Все праздники я прятался от этих Уокеров, думал о том, как сейчас Кася радуется моей собаке. И опять ждал, ждал… Ждал терпеливо, без злости. И что же? Да ничего. В один из январских дней получил открытку. «Спасибо за пса. Красивый. Мы оба с ним будем тебе верны». И все. А моя спина, мои мучения ей безразличны! О верности рассуждает. Она, мол, там, за океаном, при старом муже, будет хранить верность. Целых пять лет. Мне не верность — мне она нужна. Плюнул и ногой растер.
В ответ на вторую мою открытку Подружка написала, что готова приехать, деньжат прислала. Я не ответил ей; чего стоит мать, которая ни о чем догадаться не в состоянии? Подружка… только неизвестно чья — моя или Касина?
Холода наступили, я помаленьку ползал, работ не прервали, мороз был не сильный и без снега. От Уокеров я по-прежнему скрывался.
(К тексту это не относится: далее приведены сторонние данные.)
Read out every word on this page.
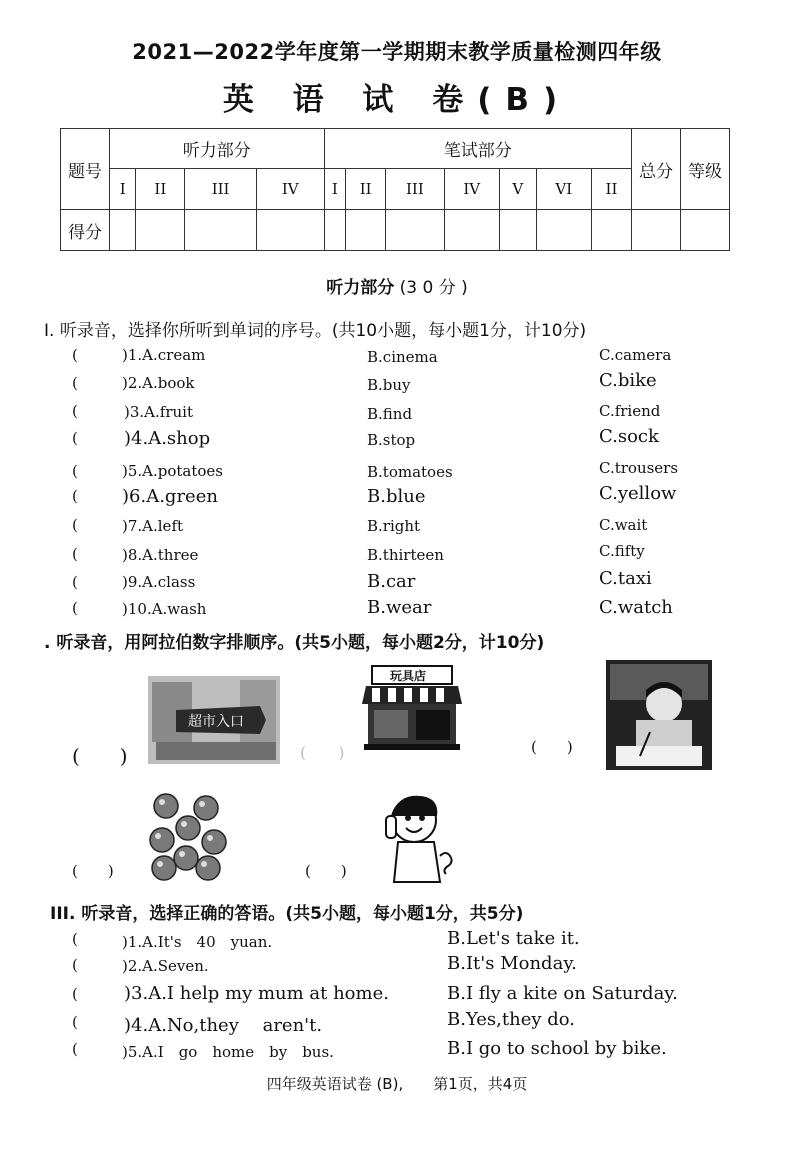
2021—2022学年度第一学期期末教学质量检测四年级
英 语 试 卷(B)
题号	听力部分				笔试部分							总分	等级
	I	II	III	IV	I	II	III	IV	V	VI	II		
得分													
听力部分 (3 0 分 )
I. 听录音，选择你所听到单词的序号。(共10小题，每小题1分，计10分)
(	)1.A.cream	B.cinema	C.camera
(	)2.A.book	B.buy	C.bike
(	)3.A.fruit	B.find	C.friend
(	)4.A.shop	B.stop	C.sock
(	)5.A.potatoes	B.tomatoes	C.trousers
( )6.A.green	B.blue	C.yellow
(	)7.A.left	B.right	C.wait
(	)8.A.three	B.thirteen	C.fifty
(	)9.A.class	B.car	C.taxi
(	)10.A.wash	B.wear	C.watch
. 听录音，用阿拉伯数字排顺序。(共5小题，每小题2分，计10分)
(　　)
超市入口
(　　)
玩具店
(　　)
(　　)	(　　)
III. 听录音，选择正确的答语。(共5小题，每小题1分，共5分)
(	)1.A.It's　40　yuan.	B.Let's take it.
(	)2.A.Seven.	B.It's Monday.
(	)3.A.I help my mum at home.	B.I fly a kite on Saturday.
(	)4.A.No,they　 aren't.	B.Yes,they do.
(	)5.A.I　go　home　by　bus.	B.I go to school by bike.
四年级英语试卷 (B),　　第1页，共4页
Познакомился с одним поляком-доктором, по субботам ездил к нему на процедуры, от уколов мне полегчало. Во время войны он был в армии Андерса, а жена его — в АК [57], в сорок седьмом приехала к нему с маленьким сыном, которого он до того даже не видел. В воскресенье я был приглашен на обед. Жена доктора, Калина, давай меня расспрашивать. Выяснилось, что в конспирации она действовала в одной семерке с моим отцом. Тут я стал расспрашивать ее про ребят. У Калины язык как бритва.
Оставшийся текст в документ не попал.